Let's add some extra tasks.
- Get a list of all clones without removing;
- Possibility to delete clones from the given directory;
- Mainline command should copy all unique files from the given input directory to the given output directory trying to keep directory tree and file names;
- Flatten option to copy all unique files into a single directory without keeping a directory tree;
- Make it possible to rename copied files by some optimal rule, like date;
- For photo files, we can use the date in which photo was taken.
I love Kotlin. It may look like not the best language to write console utilities, but why not? By using kotlin I significantly decrease the amount of time to develop this thing. From my experience pet projects are often get forgotten because you don't have time to finish them.
I wanted to create console utility with simple syntax with arguments. Clikt is amazing for this. It makes writing command-line interface really intuitive. I love how it creates all these helping messages without me doing anything. A programmer just writes typed arguments and Clikt do everything else.
MetadataExtractor is a nice library to work with media files. The main bladerunner purpose for me is to copy unique photos, so I need something to work with photos metadata. It's used to get the photo taken date, so I don't need to think about it.
That's kind of all. As the cherry on my cake, I wanted to write unit tests. Junit5 and AssertJ are my choice for this project.

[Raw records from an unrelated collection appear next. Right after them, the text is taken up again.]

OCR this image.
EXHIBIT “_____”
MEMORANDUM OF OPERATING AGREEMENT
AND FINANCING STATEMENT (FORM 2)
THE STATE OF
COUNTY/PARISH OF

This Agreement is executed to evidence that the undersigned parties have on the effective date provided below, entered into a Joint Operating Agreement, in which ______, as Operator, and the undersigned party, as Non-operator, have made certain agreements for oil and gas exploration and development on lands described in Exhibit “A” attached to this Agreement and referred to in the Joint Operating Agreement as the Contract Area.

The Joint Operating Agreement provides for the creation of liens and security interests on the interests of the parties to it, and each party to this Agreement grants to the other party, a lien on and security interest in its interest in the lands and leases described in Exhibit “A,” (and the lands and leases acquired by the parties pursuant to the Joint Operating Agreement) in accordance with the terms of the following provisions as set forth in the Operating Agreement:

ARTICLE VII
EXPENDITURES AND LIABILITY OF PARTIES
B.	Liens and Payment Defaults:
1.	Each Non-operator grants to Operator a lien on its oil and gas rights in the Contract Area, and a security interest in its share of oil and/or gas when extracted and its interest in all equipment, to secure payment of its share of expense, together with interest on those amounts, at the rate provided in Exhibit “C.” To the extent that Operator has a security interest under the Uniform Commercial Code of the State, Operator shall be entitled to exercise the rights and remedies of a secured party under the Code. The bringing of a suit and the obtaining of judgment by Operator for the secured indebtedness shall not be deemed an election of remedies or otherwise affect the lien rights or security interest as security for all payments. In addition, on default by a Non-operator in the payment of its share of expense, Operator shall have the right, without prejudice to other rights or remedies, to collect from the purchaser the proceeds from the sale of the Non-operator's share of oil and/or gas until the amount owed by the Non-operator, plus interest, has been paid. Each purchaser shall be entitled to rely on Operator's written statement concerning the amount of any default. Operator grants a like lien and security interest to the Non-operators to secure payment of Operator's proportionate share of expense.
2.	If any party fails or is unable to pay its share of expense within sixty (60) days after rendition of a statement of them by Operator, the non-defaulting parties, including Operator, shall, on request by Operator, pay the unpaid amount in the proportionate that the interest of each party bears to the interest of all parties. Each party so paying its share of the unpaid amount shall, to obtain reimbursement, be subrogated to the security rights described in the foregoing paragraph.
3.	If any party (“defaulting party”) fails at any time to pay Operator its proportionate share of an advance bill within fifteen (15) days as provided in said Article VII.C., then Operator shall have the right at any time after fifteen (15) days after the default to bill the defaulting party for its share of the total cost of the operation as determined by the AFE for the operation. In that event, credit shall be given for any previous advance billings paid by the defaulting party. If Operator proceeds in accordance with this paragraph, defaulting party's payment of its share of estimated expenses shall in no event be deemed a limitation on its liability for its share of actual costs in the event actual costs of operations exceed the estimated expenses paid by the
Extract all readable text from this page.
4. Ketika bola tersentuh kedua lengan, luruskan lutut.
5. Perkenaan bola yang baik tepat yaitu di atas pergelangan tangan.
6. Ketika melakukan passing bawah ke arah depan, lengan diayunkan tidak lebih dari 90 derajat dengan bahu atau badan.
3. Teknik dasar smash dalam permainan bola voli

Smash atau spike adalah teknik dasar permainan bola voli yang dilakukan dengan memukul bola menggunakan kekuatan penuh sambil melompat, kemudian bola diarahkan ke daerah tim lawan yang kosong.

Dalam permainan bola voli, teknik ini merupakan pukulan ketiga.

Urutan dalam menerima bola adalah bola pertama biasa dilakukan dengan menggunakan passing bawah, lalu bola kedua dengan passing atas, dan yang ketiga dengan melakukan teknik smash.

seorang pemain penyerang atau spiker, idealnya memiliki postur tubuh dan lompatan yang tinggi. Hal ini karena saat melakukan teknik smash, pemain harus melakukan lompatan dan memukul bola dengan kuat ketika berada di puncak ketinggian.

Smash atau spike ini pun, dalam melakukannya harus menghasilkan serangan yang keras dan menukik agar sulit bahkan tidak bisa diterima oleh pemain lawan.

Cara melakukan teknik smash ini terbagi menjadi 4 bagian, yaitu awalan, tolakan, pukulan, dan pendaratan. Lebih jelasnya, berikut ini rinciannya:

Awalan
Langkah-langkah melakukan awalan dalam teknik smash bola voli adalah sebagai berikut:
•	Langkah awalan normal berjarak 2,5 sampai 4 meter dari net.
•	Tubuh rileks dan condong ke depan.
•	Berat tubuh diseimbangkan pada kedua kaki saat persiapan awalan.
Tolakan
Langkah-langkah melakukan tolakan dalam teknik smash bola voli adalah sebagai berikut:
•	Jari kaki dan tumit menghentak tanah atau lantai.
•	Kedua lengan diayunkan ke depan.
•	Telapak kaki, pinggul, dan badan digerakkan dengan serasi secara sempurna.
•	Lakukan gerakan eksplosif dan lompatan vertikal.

Assert library is just a matter of your habit or personal sense of beauty.
Github Actions is used as my CI/CD tool.
There are three main commands
Copies all unique files to output directory.
Usage: bladerunner run [OPTIONS] Options: -din, --directory-in DIRECTORY Path to root directory of input -dout, --directory-out DIRECTORY Path to output directory -ns, --naming-strategy [DEFAULT|DATE_MODIFIED|PHOTO_TAKEN] Naming strategy for created files -o, --out FILE Path to output file -s, --silent Do not log activity -f, --flatten Copy all files into out directory without saving directory tree -h, --help Show this message and exit
A couple of words on how names for copied files created.
DEFAULTobtains original file name.
DEFAULTis default fallback behavior.
DATE_MODIFIEDobtains file last modified date.
PHOTO_TAKENobtains photo taken date from file EXIF if possible, uses fallback otherwise.
A random UUID string is added as file name suffix if there's file with same file name in output directory.
Deletes all non-unique files from the given directory.
Usage: bladerunner clean [OPTIONS] Options: -din, --directory-in DIRECTORY Path to root directory of input -o, --out FILE Path to output file -s, --silent Do not log activity -h, --help Show this message and exit
Prints information if it's a clone or not about all files in the given directory.
Usage: bladerunner find [OPTIONS] Options: -din, --directory-in DIRECTORY Path to root directory of input -o, --out FILE Path to output file -h, --help Show this message and exit
Now I have a nice repo pavelkorolevxyz/bladerunner-desktop in profile. You can find latest bladerunner artifacts on Releases page.
Every push to the main development branch is tested and built with help of Github Actions automagically. For now, it looks pretty finished, in terms of features, documentation, tests. I love this fact.
Finally, the main thing is that now I have my backups folders clean and without tons of clones.